But it became easier for me as I let go of the pain. Facing the fear of fear was traumatic as well, but it allowed me to then let go of those closed off childhood pacts. This process for me was incredibly layered and intense to walk through, but to regain my freedom, I chose to do it.

Sarian
19-02-2012, 12:58 PM
That makes me think of when I was in 8th grade, I sort of snapped if you will. I absolutely hated school. I was painfully shy, mostly because i felt I was different from everyone else and I was a watcher and studied people and didn't much like what I saw even then. Math was my worst subject and the teacher was something else and I was sitting there by the window, daydreaming out of it and he said something to me and at that moment, I snapped. Not outwardly, but I turned to him and just glared at him in defiance and inside I thought 'nobody is EVER going to make me do ANYTHING I DON'T WANT TO DO EVER AGAIN." and I took some comfort in that. I felt, at that moment, I had control over MY life. The teacher kept harping at me and I continued to glare at him, then I took my books and simply walked out. Surprisingly, I never got reprimanded for that.

In other ways that chip has come back on my shoulder from time to time, but then there are other areas, no matter how much I want it there, or that really hard protective wall, it doesn't work.

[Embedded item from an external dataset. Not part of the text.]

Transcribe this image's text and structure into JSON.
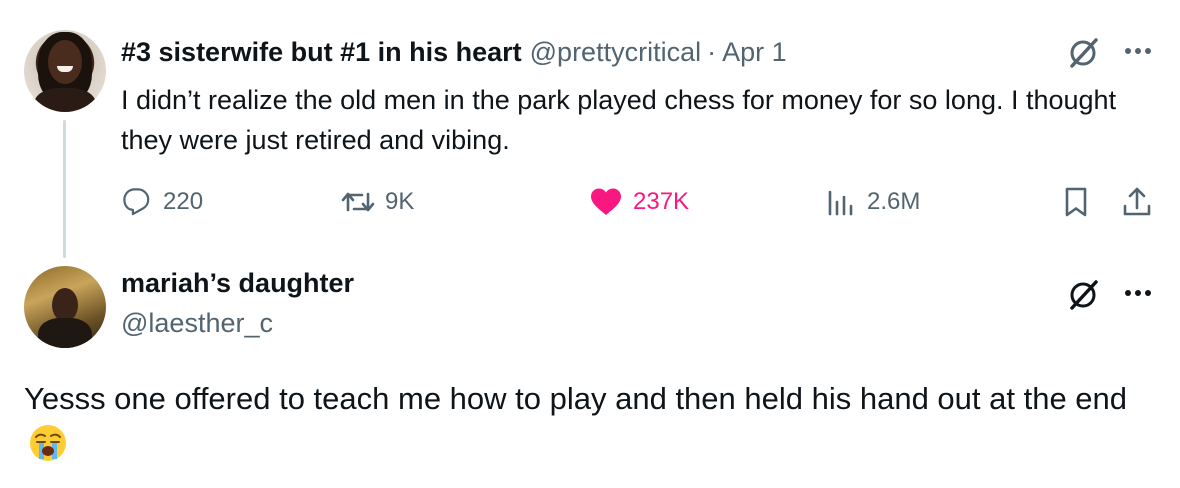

Couple years later I took verbal assaults from a bully every damn day because I was an easy target being quiet. One day I snapped though and turned around and punched her in the face. She never, ever said another word to me again, and all her cronies were so shocked they never came to her defense, but if anything tried to chum up to me and I told them to get lost too. lol.

Roselove
19-02-2012, 01:09 PM
I think our subconsioius is constantly making pacts/contracts throughout our lifetime as we grow, evolve, go through traumas..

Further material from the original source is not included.